Even when a newspaper isn't trying to reinvent itself, there's no reason not to fine-tune the corporate avatar - the newspaper logo. It's no trivial thing, tinkering with our symbols, when we are so wrapped up in them - as a country with our flag, constitution and eagle, and as a community, with our locks, salmon and fishing boats. It was the fishing boat that Associate Publisher T.C. Robinson wanted to consider one morning as I was darting furtively around the Burien headquarters submitting my usual pile of dubious expenses.
"We need a new logo for the Ballard News-Tribune's front page. The boat drawing is looking...fatigued. Maybe something with a little more panache?" The editor grabbed the challenge by the horns.
"I'm on it," I said, and headed back to Ballard, to ask Dean what he thought.
"Let's get a picture of a fish boat," he said after thinking about it a moment. He reasoned it was a modern picture instead of an old drawing - evolution instead of revolution.

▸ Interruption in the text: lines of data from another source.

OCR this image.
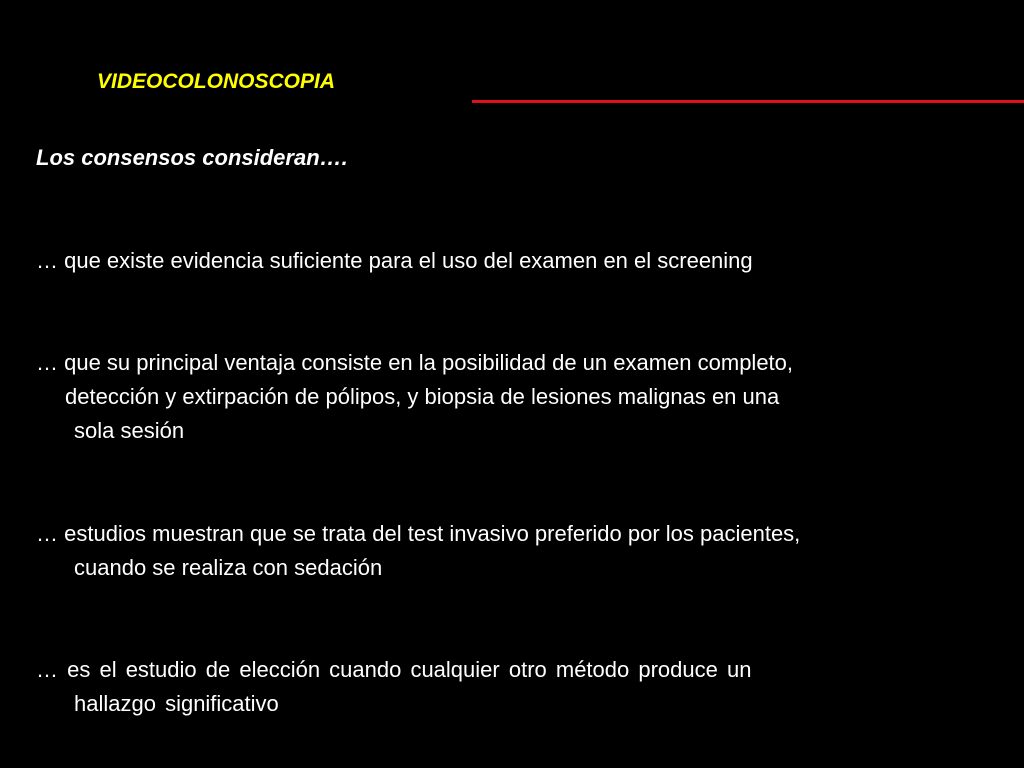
VIDEOCOLONOSCOPIA
Los consensos consideran….
… que existe evidencia suficiente para el uso del examen en el screening
… que su principal ventaja consiste en la posibilidad de un examen completo,
detección y extirpación de pólipos, y biopsia de lesiones malignas en una
sola sesión
… estudios muestran que se trata del test invasivo preferido por los pacientes,
cuando se realiza con sedación
… es el estudio de elección cuando cualquier otro método produce un
hallazgo significativo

Dean is no fan of radical leaps.
But I suddenly had a thought: As the editor of the Ballard News-Tribune, am I not charged with the hugely pretentious task of coalescing the community every week into 16 pages? If there was anyone qualified to hammer out Ballard's zeitgeist, who would it be besides me? Well, Alf Knudsen and Marianne Forssblad, for starters, but there you go with those comparisons again.
I commissioned an artist to draw a new logo. I described to him my vision. A bold new image of Ballard at a crossroads. One with hi-rises and fishing boats. I also threw in a bunch of contemporary buzz phrases like Microsoft programmers, alternative transport and diversified economies. Stuff I got mostly off the Discovery Institute web site.
"I'm getting paid for this, right," the artist kept asking.
When he was done a few days later, I took the image back to Burien and pitched my idea to T.C. He had reservations.
"What the hell is this?"
I tried to explain cultural fusion ideas I'd had, nonsensical phrases, all alliterated in some sad attempt to sound hip: "coveralls and codfish, condos and curry, sustainable spandex!" but to publishers concerned with life's grubbier details (operating profits and lack thereof, most likely) it was lost on him.
"No, no," he interrupted. "I just want a picture of a fish boat."
A few days later, Dean took the photo that would be our new logo from the deck of Ray's Boathouse. The Alaskan Lady was returning from fishing in the Aleutian Islands. The vessel is considered a classic work boat design - 58 feet long and 20 years old. At one point, owner Tom Manos had the boat rebuilt. Got rid of the old components, brought in new stuff. Even the classics need to be reinvented from time to time.
"It's a hard living," Manos says about fishing. He could be talking another trade near to our hearts.
"You have to do it for the love of doing it," he says.
"That, and if you can make a living at it."
I've come to think of the Ballard News-Tribune's new logo as perfect.